Early multimodal outcome prediction after cardiac arrest in patients treated with hypothermia.

OBJECTIVES: Therapeutic hypothermia and pharmacological sedation may influence outcome prediction after cardiac arrest. The use of a multimodal approach, including clinical examination, electroencephalography, somatosensory-evoked potentials, and serum neuron-specific enolase, is recommended; however, no study examined the comparative performance of these predictors or addressed their optimal combination. DESIGN: Prospective cohort study. SETTING: Adult ICU of an academic hospital. PATIENTS: One hundred thirty-four consecutive adults treated with therapeutic hypothermia after cardiac arrest. MEASUREMENTS AND MAIN RESULTS: Variables related to the cardiac arrest (cardiac rhythm, time to return of spontaneous circulation), clinical examination (brainstem reflexes and myoclonus), electroencephalography reactivity during therapeutic hypothermia, somatosensory-evoked potentials, and serum neuron-specific enolase. Models to predict clinical outcome at 3 months (assessed using the Cerebral Performance Categories: 5 = death; 3-5 = poor recovery) were evaluated using ordinal logistic regressions and receiving operator characteristic curves. Seventy-two patients (54%) had a poor outcome (of whom, 62 died), and 62 had a good outcome.
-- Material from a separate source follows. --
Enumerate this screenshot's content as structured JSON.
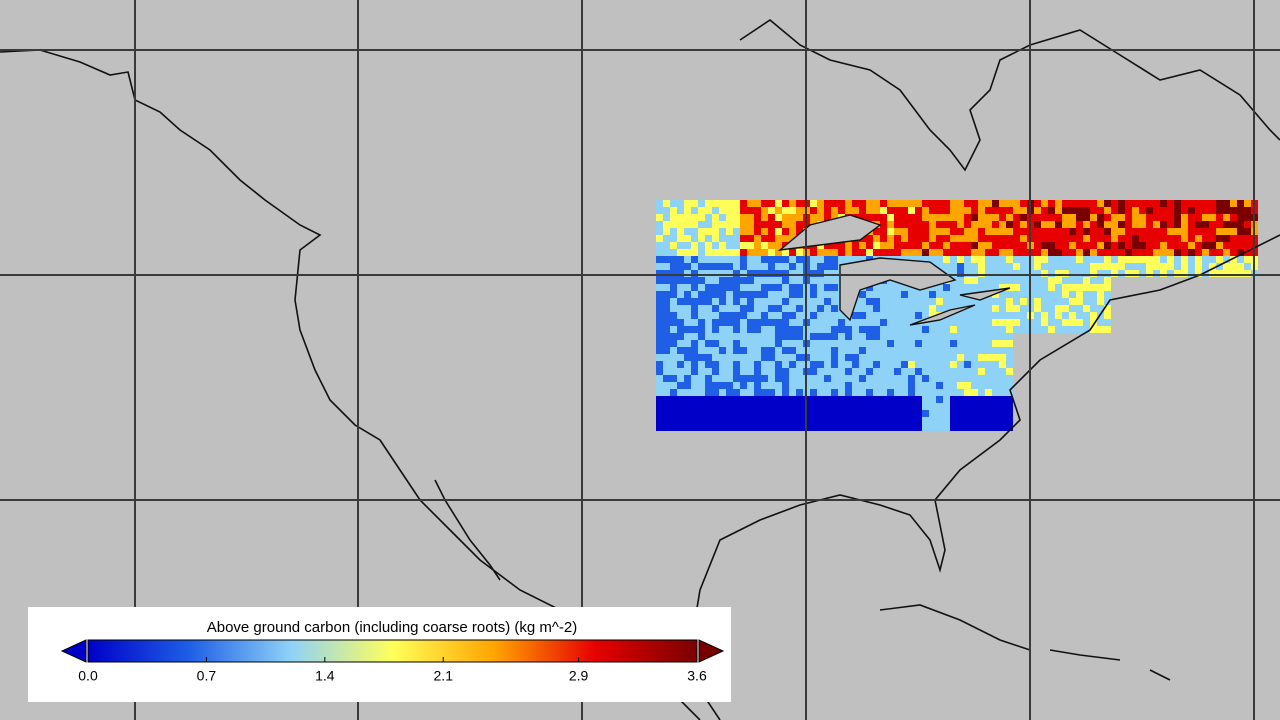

Multivariable ordinal logistic regression identified absence of electroencephalography reactivity (p < 0.001), incomplete recovery of brainstem reflexes in normothermia (p = 0.013), and neuron-specific enolase higher than 33 μg/L (p = 0.029), but not somatosensory-evoked potentials, as independent predictors of poor outcome. The combination of clinical examination, electroencephalography reactivity, and neuron-specific enolase yielded the best predictive performance (receiving operator characteristic areas: 0.89 for mortality and 0.88 for poor outcome), with 100% positive predictive value. Addition of somatosensory-evoked potentials to this model did not improve prognostic accuracy. CONCLUSIONS: Combination of clinical examination, electroencephalography reactivity, and serum neuron-specific enolase offers the best outcome predictive performance for prognostication of early postanoxic coma, whereas somatosensory-evoked potentials do not add any complementary information. Although prognostication of poor outcome seems excellent, future studies are needed to further improve prediction of good prognosis, which still remains inaccurate.